“Berapa, Bu?” Ahsan mengeluarkan dompetnya. Menunggu jawaban.
“Empat belas ribu sama gorengannya.” Penjual nasi pecel itu menjawab dengan tersenyum ramah, mengelap kedua tangannya ke celemek yang senantiasa ia kenakan.
Ahsan menyodorkan uang pas. Berterima kasih lalu berbalik. Tepat saat kedua matanya bertubrukan dengan tatapan Luna, ekor matanya justru menangkap sosok lain.
Luna mengikuti arah tatapan Ahsan, dan betapa terkejutnya ia ketika mendapati Abi Jamal, Raihan, dan dua laki-laki yang tidak ia kenal sudah tiba di sana dengan berjalan kaki.
“Abi!” pekik Luna kaget.
Abi Jamal tak menjawab, tapi langkah kakinya yang mantap terus memasuki halaman rumah pemilik warung pecel itu. Di belakangnya, Raihan menatap iba pada Luna. Entah mengapa kakak iparnya itu berekspresi demikian.
Luna menelan ludah, bangkit dari duduknya. Berdiri menunggu Abi tiba dengan perasaan takut luar biasa. Mirip seperti kejadian beberapa tahun lalu ketika ia pulang terlambat ke rumah. Menjelang maghrib baru tiba karena sibuk bermain dengan teman-temannya. Itu kejadian sudah lama sekali, saat Luna masih SMP. Tapi perasaan takut dan terintimidasinya masih kental.
“Assalamu’alaikum, Bu Min,” sapa Abi dengan wajah sumringah.
“Loh? Wa’alaikumsalam.” Wanita penjaga warung itu terkejut, tergopoh-gopoh keluar dari balik etalase warungnya. “Apa kabar, Kak Jamal?”
Luna melotot, semakin terkejut. “Apa tadi? Kak Jamal?”
“Baik, Alhamdulillah.”
Dua orang yang tampaknya sezaman itu berjabat tangan. Bu Min, si penjaga warung merekahkan senyum terbaik.
“Ada perlu apa ke sini, Kak? Nggak mungkin mau beli nasi pecel, ‘kan?”
Abi Jamal tergelak. “Enggak. Mau jemput anak saya, si Luna.”
“Luna? Fazluna yang pecicilan itu?”
Luna melipat wajah, malu dengan label yang disematkan Bu Min padanya. Sementara Ahsan sibuk menahan senyum.
“Iya. Masih pecicilan sampai sekarang. Masa Abinya ditinggal?” Abi Jamal memasang wajah pura-pura sedih.
Bu Min menoleh, menatap Luna yang tertunduk takut. “Oalaaah…” serunya setelah menyadari keadaan. “Ini Ning Luna toh?”
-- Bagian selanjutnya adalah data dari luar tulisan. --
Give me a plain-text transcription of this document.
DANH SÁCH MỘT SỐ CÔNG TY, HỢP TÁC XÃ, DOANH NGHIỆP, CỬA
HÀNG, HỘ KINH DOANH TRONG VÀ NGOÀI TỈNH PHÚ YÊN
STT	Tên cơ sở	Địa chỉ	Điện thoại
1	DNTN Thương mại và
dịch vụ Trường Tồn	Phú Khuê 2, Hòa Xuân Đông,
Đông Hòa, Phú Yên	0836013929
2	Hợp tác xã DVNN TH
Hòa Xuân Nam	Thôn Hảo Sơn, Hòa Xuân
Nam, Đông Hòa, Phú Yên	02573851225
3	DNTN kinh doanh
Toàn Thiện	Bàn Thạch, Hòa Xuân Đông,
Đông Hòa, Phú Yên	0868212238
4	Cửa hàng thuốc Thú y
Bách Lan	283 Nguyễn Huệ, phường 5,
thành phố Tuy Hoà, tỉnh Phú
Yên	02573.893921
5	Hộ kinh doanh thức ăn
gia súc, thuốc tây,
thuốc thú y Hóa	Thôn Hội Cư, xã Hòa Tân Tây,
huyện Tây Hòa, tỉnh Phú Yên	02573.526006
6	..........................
“I-iya,” jawab Luna seadanya.
Wanita hampir separuh abad itu menghampiri Luna. Menyentuh kedua lengan gadis itu. “Udah gede, ya? Sampe Bu Min nggak bisa ngenalin. Sekarang jadi dokter ‘kan, Ning? Sampe nggak pulang-pulang.”
“Hehehe, mau gimana lagi, Bu? Pasien ‘kan nggak ada liburnya, nggak kayak sekolah. Jadi ya gitu, susah mau pulang.” Luna mencoba ikut larut dalam atmosfer kekeluargaan yang tiba-tiba tercipta begitu saja.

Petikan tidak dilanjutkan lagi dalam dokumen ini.